Ingevolge het derde lid is het eerste lid niet van toepassing, indien naar aanleiding van een vondst van een explosief wegens acuut levensbedreigend gevaar voor de bevolking direct met opsporings- en ruimingswerkzaamheden wordt begonnen, dan wel dat na een ruiming nadere opsporingswerkzaamheden met spoed noodzakelijk zijn. De aanmelding geschiedt dan zo spoedig mogelijk.
2.2. De gemeente heeft op 31 oktober 2006 bij de Dienst Regelingen een aanmelding ingediend ter verkrijging van een bijdrage in de kosten van de opsporing en ruiming van explosieven in en om, onder meer, het beoogde traject van de provinciale weg N293-Noord, omdat was gebleken dat daar niet-gesprongen explosieven uit de Tweede Wereldoorlog aanwezig waren.
De minister heeft bij besluit van 8 december 2006, onder verwijzing naar artikel 3a van het Bijdragebesluit 1999, de aanvraag om een bijdrage afgewezen, omdat voorafgaande aan de uitvoering van de werkzaamheden geen volledige aanmelding was ingediend bij de Dienst Regelingen. Dit besluit is bij het besluit op bezwaar van 5 oktober 2007 gehandhaafd.
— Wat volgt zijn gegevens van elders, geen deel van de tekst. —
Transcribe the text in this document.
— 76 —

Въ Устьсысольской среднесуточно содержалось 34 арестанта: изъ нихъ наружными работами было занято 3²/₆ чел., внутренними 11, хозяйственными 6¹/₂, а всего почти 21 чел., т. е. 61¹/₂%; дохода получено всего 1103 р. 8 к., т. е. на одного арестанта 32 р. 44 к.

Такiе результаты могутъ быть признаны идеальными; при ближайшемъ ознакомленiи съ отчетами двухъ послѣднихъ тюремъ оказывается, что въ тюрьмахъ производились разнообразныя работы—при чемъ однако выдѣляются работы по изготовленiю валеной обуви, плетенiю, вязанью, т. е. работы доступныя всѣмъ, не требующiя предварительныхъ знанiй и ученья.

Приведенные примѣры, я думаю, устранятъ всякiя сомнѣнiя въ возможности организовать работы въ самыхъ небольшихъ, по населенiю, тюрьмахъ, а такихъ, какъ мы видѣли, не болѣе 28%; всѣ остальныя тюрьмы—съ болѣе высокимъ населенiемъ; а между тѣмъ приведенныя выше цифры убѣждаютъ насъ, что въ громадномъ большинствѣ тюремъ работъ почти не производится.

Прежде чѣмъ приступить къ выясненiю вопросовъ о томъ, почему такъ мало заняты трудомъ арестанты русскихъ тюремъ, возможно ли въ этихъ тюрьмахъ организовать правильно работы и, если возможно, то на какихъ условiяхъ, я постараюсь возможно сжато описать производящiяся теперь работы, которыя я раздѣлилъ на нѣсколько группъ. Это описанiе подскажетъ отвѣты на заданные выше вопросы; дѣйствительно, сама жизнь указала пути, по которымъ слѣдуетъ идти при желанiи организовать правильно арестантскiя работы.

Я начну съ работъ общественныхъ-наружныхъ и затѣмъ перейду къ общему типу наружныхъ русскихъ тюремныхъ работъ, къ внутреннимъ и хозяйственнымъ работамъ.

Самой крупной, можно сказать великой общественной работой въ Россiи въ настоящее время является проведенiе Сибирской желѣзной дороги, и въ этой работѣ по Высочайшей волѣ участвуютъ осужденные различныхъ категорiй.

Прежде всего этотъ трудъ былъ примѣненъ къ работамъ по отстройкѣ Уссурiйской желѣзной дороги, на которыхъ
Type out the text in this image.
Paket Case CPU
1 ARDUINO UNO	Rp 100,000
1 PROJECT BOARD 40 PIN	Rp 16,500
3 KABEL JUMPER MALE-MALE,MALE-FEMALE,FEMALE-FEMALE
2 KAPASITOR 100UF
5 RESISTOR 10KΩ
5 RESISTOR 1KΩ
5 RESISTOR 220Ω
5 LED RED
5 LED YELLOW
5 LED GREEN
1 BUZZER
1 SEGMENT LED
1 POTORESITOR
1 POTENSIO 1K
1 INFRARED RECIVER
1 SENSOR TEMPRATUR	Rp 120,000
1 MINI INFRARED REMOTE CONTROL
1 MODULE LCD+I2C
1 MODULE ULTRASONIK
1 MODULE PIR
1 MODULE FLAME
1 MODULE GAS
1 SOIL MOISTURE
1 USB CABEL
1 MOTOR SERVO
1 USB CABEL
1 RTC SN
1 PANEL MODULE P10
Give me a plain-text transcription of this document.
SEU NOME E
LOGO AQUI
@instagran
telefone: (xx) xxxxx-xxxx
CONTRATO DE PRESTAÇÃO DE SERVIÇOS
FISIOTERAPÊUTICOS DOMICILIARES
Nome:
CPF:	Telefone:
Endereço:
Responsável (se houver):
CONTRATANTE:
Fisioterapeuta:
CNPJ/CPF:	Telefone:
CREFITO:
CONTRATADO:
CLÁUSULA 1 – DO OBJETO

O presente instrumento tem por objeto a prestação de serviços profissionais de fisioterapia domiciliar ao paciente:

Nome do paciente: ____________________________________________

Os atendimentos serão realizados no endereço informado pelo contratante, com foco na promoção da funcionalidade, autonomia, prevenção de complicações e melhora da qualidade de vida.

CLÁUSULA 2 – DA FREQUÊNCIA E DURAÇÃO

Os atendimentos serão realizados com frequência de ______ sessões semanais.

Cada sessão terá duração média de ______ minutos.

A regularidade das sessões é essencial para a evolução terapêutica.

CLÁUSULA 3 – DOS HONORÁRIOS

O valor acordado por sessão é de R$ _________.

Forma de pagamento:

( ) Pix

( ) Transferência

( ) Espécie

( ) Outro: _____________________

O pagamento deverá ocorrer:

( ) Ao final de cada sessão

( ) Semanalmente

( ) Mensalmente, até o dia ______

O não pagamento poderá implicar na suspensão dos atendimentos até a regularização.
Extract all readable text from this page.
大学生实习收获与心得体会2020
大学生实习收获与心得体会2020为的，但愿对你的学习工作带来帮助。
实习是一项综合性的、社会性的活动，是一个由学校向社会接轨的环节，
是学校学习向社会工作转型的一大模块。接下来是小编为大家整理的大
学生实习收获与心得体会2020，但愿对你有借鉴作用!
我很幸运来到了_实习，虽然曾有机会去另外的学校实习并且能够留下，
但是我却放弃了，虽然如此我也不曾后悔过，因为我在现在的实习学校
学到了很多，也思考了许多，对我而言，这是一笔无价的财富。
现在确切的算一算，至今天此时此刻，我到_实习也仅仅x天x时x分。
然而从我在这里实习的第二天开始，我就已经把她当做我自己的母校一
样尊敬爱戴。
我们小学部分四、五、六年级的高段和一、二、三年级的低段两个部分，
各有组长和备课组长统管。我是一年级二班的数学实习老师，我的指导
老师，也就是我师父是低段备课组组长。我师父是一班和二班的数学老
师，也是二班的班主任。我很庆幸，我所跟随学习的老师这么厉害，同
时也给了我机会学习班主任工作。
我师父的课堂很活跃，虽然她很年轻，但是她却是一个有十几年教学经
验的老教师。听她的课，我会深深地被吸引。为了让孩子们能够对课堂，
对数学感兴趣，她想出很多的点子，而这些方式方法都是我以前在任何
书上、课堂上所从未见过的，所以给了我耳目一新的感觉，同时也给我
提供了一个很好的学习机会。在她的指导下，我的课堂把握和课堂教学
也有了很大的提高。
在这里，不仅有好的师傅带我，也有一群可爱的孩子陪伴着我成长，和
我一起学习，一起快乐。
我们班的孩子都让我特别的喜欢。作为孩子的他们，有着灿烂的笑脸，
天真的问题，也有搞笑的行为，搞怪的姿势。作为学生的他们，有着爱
2.3. De rechtbank heeft vastgesteld dat de opsporings- en ruimingswerkzaamheden in maart/april 2006 zijn aangevangen. Zij heeft geoordeeld, samengevat weergegeven, dat het beroep van de gemeente op de uitzonderingsbepaling in artikel 3a, derde lid, van het Bijdragebesluit 1999 haar niet kan baten, omdat van een aanmelding die zo spoedig mogelijk is geschied in elk geval geen sprake is, nu de aanmelding eerst zes maanden na aanvang van de werkzaamheden is geschied.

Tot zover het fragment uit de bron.